I have a confession to make: My six-year-old is far more popular than I am. All through kindergarten he’s been asked on more playdates than all my other kids combined. Now, in case you are not up on “playdate etiquette” it is considered proper to reciprocate a playdate invitation by extending one to your house within a week or two of the first said playdate. Not super complicated, right? Wrong. I stink at this part of the playdate tango and I choose to blame writing.
On days with no afternoon activities I pick up my kindergartener, run errands, eat lunch and then put the two youngest down for some “quiet resting time.” This is my magic hour (or two) where I can write or edit or research or catch up on all the other odds and ends of my writing life. There are other times I work writing into my day but this beautiful barren tundra of quietness is the one time I didn’t ever feel guilty picking up the computer and getting lost in a story.
At the beginning of the year I diligently tried to keep up with the boomerang invites after playdates. This is my third kid. I should be better at this by now, right? Uh uh. Very not good. Soon I realized I couldn’t keep up with it all. I was actively querying at the time, working on a new book not to mention doing all the other stuff life always included like feeding my children and (sometimes) cleaning my house.
Then in February I signed with my wonderful agent, the lovely Marlene Stringer and I decided I couldn’t fool around anymore. I needed those uninterrupted hours and if I was going to take my writing seriously then I needed to preserve that time in my day. Soon, I found my self giving long winded explanations as to why I couldn’t do after-school playdates anymore. I’d say stupid stuff like: “It’s not that we don’t want YOUR kid over, I just don’t want ANY kids over… I mean….I love kids…but not more kids…” By the end of the conversation the moms would look at me, glossy eyed, not sure if I was making up a huge story or just giving up and becoming a neglectful parent.
Then, one day last month, a new mom approached me after school. My son had played at her house a few times over the past weeks and it seemed like another invite was on the horizon.
She started with a classic line: “We’d love to have a playdate with Thomas!”
I responded: “Sure what works for you?”
Next, she should’ve mentioned the date and time she was thinking of but instead there was silence. Uncomfortable pause, then playdate mom put her arm around “Little Jimmy” and said: “We want to know why you never have Jimmy come over to your house.”

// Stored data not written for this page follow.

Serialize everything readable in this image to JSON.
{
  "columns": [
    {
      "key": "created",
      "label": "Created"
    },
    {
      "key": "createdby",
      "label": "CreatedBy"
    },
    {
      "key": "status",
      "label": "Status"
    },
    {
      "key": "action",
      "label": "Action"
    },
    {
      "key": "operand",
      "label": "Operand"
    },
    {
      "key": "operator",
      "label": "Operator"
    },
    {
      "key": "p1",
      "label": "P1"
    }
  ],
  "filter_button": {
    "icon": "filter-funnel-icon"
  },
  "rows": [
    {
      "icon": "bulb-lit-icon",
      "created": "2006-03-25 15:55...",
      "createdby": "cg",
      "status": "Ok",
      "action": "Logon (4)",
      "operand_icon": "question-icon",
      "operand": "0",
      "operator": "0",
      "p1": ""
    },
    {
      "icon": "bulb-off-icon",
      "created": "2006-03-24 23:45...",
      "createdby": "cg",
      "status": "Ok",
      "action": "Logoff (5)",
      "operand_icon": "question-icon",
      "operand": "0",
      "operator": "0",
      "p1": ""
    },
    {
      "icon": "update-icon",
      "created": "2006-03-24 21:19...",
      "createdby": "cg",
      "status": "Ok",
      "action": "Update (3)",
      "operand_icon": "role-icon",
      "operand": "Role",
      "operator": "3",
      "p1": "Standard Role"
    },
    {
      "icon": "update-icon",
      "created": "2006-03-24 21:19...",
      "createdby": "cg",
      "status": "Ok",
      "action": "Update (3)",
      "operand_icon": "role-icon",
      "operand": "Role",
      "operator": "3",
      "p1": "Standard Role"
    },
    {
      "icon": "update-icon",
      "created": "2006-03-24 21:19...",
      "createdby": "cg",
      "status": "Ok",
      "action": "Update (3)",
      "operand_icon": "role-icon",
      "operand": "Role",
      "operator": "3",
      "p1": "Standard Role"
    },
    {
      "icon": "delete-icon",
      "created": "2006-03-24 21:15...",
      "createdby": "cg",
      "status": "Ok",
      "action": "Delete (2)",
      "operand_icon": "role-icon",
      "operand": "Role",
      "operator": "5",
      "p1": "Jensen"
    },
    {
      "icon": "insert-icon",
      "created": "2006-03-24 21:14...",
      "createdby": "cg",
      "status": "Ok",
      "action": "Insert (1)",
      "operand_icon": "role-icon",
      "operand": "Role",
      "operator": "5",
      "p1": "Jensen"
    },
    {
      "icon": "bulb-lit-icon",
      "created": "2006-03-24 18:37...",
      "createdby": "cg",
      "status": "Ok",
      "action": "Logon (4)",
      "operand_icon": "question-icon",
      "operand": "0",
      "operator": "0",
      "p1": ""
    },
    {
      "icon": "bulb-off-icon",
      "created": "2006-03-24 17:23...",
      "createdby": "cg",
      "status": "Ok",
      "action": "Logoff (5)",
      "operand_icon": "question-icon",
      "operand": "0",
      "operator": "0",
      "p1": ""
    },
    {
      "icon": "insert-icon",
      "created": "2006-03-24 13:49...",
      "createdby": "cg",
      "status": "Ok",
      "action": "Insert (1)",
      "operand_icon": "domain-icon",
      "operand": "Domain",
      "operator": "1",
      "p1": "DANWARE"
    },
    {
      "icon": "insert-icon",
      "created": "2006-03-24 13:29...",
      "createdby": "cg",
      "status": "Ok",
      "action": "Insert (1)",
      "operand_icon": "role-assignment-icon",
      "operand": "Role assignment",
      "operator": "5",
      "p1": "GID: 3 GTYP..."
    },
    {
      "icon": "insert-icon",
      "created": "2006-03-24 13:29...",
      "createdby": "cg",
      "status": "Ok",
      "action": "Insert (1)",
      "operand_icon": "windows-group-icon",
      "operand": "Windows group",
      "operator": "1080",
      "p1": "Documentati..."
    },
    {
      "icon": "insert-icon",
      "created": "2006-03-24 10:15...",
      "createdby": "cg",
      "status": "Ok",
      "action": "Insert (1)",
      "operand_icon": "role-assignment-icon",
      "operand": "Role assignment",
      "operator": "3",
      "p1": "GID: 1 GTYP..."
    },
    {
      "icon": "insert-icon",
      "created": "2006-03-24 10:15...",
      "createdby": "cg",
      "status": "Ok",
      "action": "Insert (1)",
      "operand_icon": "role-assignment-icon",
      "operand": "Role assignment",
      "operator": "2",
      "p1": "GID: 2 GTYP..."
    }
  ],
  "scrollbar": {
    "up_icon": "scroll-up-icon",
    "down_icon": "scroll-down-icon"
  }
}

Oh no. Awkwarrrrd. I’m sure my face went red because it felt hot and I lost all ability to put sentences together in any understandable order. I immediately went into explain mode. I got half-way through my “It’s not you it’s me” speech when the mom held up one hand and said, “Oh! I get it. You work from home.”
It took me a second to register what she was saying but when it sunk in I realized she was right. THAT’S what I’ve been doing. Writing a book, editing a book, writing a query a synopsis, querying agents, working with my agent to prepare for submissions, outlining a new book, creating a synopsis and query for the WIP and writing it—YES…I DO work from home!
When someone finds out I write the first thing they usually ask me is, “When do you find the time?” I used to explain that I write during naps or at night or while the kids are engaged in an activity, but what my chat with this playdate mom taught me is: I don’t find the time, I MAKE the time. Like other people that work from home, I have to discipline myself, set goals and find a work/life balance that is appropriate for me and my family. Sometimes I look at the stories I’ve written and can’t believe they came from me. That’s when I know the minutes of writing I fit in here and there, the hours of work I’ve wedged into my already packed life were worth it. Now, I can proudly say—Yes, I work from home and I love it.